Z Tatr analiza i interpretacja

Z Tatr analiza i interpretacja

Potęgę i niebezpieczeństwo kryjące się w górach w wierszu „Z Tatr” opisał po śmierci znajomej taterniczki Julian Przyboś. Powodem napisania wiersza stała się śmierć uczennicy poety – Marzeny, która zginęła podczas wspinaczki na Zamarłą Turnię. To właśnie jej poeta dedykuje utwór: „Pamięci taterniczki, która zginęła na Zamarłej Turni” .
Julian Przyboś w wierszu „Z Tatr” zawarł jeden z postulatów Awangardy Krakowskiej – minimum słów – maksimum znaczenia. Dwie pierwsze zwrotki to opis Tatr:
„Słyszę:
Kamienuje tę przestrzeń niewybuchły huk skał.
To – wrzask wody obdzieranej siklawą z łożyska
I
gromobicie ciszy.”
Ten opis diametralnie różni się od obrazu jaki malował Kasprowicz i Tetmajer. Oksymorony „niewybuchły huk” i „gromobicie ciszy” podkreślają, że sytuacja, z jaką mamy do czynienia w wierszu jest niezwykła. Możemy stwierdzić, że podmiot obserwuje góry chwilę po nieszczęśliwym zdarzeniu, jakim była śmierć dziewczyny. Huk, normalnie głośny, ucichł i stał się „niewybuchły”, a cisza jest nie do zniesienia. Woda „wrzeszcząca”, „obdzierana siklawą z łożyska” również podkreśla niezwykłą chwilę oraz siłę przyrody. Następnie pojawia się opis taterniczki walczącej o życie z potęgą gór.
„To zgrzyt
czekana,
okrzesany z echa,
to tylko cały twój świat,
skurczony w mojej garści na obrywie głazu;
to – gwałtownym uderzeniem serca powalony szczyt.

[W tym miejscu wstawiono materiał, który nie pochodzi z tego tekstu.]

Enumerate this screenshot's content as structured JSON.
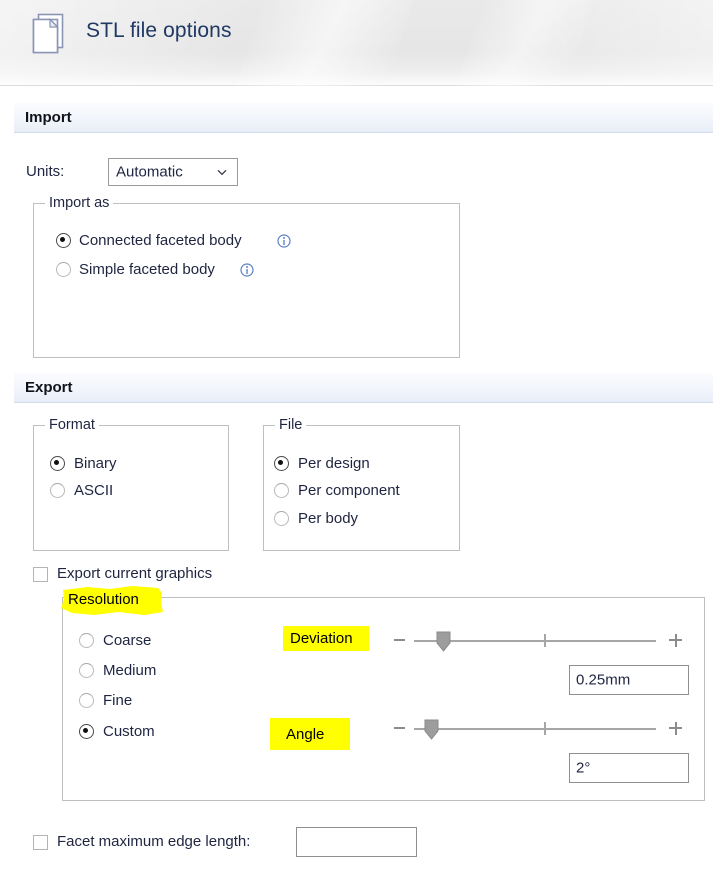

Na rozpacz – jakże go mało!
A groza – wygórowana!”
Dziewczyna wspina się, ale za płytko wbija czekan, który staje się przyczyną jej upadku i śmierci. W tej chwili cały jej świat zamknął się w dłoni, którą zacisnęła na skale i od której zależy czy kobieta przeżyje. Podmiot liryczny utożsamia się z taterniczką, tak jak ona zaciska dłoń na skale, odczuwa strach. Gwałtowne uderzenie serca przewraca świat do góry nogami, podmiot liryczny pragnie niebo zmienić w przepaść, a ziemię w niebo. Jednak jest już za późno, tragedia się wydarzyła i nic tego nie zmieni. Już nie tylko ważna dla podmiotu osoba spadła w przepaść, ale cały świat. Po całym zdarzeniu pozostała tylko cisza. Zamarła Turnia stała się grobowcem taterniczki, ale też całego świata podmiotu lirycznego, dla którego dziewczyna wiele znaczyła.
Utwór przepełniony jest oksymoronami, personifikacjami i metaforami, których autor użył, aby jak najwięcej przekazać poprzez krótki wiersz. Wszystkie te zabiegi sprawiają , że czytelnik odczuwa uczucia, które narastają w poecie patrzącym na góry, które zabrały bliską jego sercu osobę. Smutek, żal i poczucie bezsilności – takie emocje wywołują góry. Piękne, ale groźne i potężne; człowiek nie ma szansy z nimi wygrać.